Not needing forks to "hunterify" packages

bkotzz commented 4 years ago

Current state: When adding a new package to hunter, many times we need to fork that package to make modifications to it. These commonly are:

The package does not use CMake
The package use CMake, but forces certain build settings (ie. sets the CXX version to 11), when we want to leave these up to the toolchain
The package has dependencies that need to be installed through hunter (ie. hunter_add_package in addition to the usual find_package)
The package doesn't have a CMake install step, which hunter uses to make the package available to consumers
The package does not have a config file

Needing to make forks to add a package creates an extra overhead that would be nice to avoid. However, we probably can't get away with needing to make changes to packages to use them, because we rely on "CMake best practices" that upstream maintainers either haven't added or aren't interested in adding.

A more lightweight version:

Here is an example of a PR to a fork, to hunterize a package https://github.com/hunter-packages/Bento4/pull/1, at version 1.5.1-628-e6ee435-p0. Instead of making a fork, and pushing a commit to it, we could generate a patch, with git diff HEAD~1 HEAD > 1.5.1-628-e6ee435-p0.patch.
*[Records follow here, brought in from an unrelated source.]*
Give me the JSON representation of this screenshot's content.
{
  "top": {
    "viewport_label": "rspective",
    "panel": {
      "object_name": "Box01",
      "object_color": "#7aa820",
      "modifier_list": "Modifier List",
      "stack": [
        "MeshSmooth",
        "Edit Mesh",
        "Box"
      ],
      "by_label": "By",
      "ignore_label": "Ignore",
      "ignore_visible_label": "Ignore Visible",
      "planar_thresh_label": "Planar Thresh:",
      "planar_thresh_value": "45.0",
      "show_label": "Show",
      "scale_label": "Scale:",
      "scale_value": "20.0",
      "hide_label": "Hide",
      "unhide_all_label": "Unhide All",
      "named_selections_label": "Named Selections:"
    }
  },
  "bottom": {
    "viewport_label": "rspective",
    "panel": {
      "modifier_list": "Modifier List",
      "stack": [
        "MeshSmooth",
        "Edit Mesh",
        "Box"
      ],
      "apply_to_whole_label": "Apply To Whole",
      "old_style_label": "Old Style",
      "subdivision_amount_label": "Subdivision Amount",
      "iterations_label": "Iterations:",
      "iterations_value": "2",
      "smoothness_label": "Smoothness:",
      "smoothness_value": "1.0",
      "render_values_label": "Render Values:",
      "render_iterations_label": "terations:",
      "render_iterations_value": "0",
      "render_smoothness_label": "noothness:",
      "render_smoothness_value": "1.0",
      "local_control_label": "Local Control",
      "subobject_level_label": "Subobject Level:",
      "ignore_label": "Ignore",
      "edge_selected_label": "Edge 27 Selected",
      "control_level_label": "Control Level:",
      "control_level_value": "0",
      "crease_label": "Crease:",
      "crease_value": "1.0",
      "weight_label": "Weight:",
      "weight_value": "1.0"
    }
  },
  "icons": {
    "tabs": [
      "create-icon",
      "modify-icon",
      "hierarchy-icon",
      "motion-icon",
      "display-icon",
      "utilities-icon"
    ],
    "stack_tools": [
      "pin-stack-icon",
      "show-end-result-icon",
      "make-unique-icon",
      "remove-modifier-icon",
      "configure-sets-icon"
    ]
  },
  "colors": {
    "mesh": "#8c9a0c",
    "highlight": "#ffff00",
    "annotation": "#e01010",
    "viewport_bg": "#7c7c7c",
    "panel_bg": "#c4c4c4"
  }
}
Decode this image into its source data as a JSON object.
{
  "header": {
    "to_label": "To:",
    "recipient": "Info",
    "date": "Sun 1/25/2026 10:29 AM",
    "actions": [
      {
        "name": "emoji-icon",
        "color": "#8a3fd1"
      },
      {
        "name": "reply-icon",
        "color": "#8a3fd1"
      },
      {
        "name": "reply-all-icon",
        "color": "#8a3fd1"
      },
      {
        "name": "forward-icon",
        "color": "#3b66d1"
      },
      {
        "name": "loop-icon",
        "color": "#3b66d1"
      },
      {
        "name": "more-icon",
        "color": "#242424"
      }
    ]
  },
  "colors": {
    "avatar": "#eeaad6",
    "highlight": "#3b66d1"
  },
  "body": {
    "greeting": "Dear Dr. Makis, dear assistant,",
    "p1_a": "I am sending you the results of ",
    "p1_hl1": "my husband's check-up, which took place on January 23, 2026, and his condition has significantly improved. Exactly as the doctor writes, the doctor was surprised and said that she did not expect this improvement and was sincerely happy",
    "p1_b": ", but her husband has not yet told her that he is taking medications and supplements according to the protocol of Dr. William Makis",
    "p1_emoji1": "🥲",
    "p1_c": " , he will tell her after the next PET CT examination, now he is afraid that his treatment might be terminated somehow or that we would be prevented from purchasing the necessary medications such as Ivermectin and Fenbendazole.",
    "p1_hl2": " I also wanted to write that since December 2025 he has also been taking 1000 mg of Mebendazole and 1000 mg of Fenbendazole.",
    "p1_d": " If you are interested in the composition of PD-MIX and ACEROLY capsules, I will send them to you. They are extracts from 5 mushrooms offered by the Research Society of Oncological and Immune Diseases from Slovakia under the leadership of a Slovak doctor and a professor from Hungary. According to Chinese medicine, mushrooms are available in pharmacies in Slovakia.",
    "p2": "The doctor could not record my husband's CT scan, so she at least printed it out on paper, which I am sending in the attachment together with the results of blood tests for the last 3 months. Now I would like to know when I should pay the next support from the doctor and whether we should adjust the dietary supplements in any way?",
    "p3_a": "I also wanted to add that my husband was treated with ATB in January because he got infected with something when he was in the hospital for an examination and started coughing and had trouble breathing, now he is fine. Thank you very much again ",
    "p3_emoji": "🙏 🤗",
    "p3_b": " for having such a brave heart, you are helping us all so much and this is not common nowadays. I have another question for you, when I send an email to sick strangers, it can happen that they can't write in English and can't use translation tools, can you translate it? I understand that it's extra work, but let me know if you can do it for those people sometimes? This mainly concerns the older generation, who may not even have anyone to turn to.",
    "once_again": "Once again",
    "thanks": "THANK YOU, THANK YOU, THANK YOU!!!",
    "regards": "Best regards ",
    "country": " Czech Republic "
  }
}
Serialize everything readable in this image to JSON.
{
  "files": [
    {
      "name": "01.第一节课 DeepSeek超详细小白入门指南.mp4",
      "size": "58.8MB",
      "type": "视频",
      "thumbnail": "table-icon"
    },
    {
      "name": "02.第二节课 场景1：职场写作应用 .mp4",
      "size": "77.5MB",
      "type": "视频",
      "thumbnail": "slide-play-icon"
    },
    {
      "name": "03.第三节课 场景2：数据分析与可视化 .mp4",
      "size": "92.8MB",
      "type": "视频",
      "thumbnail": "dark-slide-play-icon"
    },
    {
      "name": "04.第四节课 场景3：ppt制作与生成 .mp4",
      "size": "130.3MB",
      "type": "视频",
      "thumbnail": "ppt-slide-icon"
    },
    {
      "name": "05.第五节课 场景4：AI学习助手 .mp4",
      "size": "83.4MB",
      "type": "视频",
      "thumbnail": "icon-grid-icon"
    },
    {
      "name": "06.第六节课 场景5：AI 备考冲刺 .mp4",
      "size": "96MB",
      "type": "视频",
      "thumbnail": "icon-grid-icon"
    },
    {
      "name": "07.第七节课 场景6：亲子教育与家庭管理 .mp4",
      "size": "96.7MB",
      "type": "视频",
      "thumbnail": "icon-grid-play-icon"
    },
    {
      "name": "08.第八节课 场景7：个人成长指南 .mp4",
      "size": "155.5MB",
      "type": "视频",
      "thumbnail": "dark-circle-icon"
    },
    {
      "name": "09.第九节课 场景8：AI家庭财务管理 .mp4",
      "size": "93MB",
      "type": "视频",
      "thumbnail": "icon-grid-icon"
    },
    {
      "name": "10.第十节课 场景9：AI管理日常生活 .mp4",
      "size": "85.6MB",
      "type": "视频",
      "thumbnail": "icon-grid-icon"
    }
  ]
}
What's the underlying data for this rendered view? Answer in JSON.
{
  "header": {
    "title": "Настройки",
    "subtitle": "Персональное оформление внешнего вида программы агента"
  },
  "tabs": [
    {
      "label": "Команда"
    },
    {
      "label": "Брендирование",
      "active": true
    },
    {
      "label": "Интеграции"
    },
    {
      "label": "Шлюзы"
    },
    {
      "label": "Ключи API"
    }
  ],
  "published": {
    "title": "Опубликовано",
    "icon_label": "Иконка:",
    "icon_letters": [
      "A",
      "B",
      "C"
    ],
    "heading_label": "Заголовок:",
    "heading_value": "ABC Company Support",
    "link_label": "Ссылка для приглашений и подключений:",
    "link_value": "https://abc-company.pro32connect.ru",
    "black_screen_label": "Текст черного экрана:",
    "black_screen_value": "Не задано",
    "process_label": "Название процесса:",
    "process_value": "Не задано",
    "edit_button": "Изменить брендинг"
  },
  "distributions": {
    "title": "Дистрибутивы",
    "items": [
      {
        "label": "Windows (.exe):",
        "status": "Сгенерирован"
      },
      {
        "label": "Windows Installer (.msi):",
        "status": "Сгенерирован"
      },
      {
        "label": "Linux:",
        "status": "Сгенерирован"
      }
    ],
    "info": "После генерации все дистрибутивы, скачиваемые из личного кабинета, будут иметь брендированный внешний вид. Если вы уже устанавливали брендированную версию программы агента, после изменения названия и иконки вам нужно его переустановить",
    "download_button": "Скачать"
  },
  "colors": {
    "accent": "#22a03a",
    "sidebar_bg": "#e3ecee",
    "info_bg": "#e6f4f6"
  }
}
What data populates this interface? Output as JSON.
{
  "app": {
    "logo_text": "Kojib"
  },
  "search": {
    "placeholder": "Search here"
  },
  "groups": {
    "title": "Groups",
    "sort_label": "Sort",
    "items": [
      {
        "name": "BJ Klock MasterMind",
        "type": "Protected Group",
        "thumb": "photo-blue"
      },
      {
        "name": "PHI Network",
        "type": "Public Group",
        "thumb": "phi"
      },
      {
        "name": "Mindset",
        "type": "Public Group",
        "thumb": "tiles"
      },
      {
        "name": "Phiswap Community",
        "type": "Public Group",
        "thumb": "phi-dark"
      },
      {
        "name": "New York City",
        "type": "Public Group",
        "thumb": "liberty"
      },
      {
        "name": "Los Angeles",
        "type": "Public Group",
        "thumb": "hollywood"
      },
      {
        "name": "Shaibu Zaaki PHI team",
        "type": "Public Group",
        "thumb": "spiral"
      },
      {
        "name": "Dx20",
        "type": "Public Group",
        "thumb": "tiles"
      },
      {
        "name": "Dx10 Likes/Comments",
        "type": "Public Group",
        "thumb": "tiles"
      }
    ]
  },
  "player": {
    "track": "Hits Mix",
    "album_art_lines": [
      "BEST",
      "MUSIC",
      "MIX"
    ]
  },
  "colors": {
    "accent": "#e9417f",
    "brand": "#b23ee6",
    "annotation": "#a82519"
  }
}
We could then take that patch, and when making the PR against hunter too add the package, like https://github.com/ruslo/hunter/pull/1797, we would include the patch file. So we would have cmake/projects/bento4/1.5.1-628-e6ee435-p0.patch. Then, our hunter config would look like this, using the upstream release tar:

 hunter_add_version(
    PACKAGE_NAME
    bento4
    VERSION
    "1.5.1-628-e6ee435-p0"
    URL
    "https://github.com/hunter-packages/Bento4/archive/v1.5.1-628-e6ee435-p0.tar.gz"
    SHA1
    f296f38004cd6523eed12ce15cbbfaa8ce6fa050
    LOCAL_PATCH
    ON
)

After downloading the source, and before building it, we would have an extra step:

> download https://github.com/hunter-packages/Bento4/archive/v1.5.1-628-e6ee435-p0.tar.gz
> extract v1.5.1-628-e6ee435-p0.tar.gz
> cd v1.5.1-628-e6ee435-p0
> git apply ${HUNTER_ROOT}/cmake/projects/bento4/1.5.1-628-e6ee435-p0.patch, if it exists

To support packages with multiple versions in hunter, we could keep multiple patch files in the project folder in hunter.

Benefits:

No more forks
Hunterizing a package, and adding it to hunter happen in one PR - the plain-text patch can be reviewed when adding it

Disadvantages:

We are then restricted to using released archive from upstream repos. Some repos don't release frequently, and the fork model has allowed us to use unreleased code in hunter
The size of the hunter repo increases. The example patch I referenced was very simple, and still is 3.6KB. Having more complex patches, and patches per version for all packages in hunter would easily add 10s of megabytes to the repo

Reviewing patches becomes visually harder, compared to a PR against the fork. For example, we need to read

diff --git a/CMakeLists.txt b/CMakeLists.txt
index 2f08b2f..c7170c3 100644
--- a/CMakeLists.txt
+++ b/CMakeLists.txt
@@ -1,7 +1,7 @@
# cmake -DCMAKE_BUILD_TYPE=Debug ..
# cmake -DCMAKE_BUILD_TYPE=Release ..
-cmake_minimum_required(VERSION 2.8)
-project(bento4)
+cmake_minimum_required(VERSION 3.0.2)
+project(bento4 LANGUAGES CXX VERSION "0.0.0")

Instead of Likely we can support both the fork and patch models, and only use the patch models on small changes. However, small patches cover the overwhelming majority of package forks in hunter.

Summary:

Tracking versioned patches in hunter for each package that requires "hunterization" to use means we can remove the need to fork packages, and can quickly make small modifications to a project's source in a single PR

dan-42 commented 4 years ago

forking brings also another advantage, It allows shipping only the production code.

For Example Boost is stripped from docs, examples and tests. This reduces the size someone needs to download(original size boost 1.71.0 *.tar.gz is 115MB, stripped is 25 MB)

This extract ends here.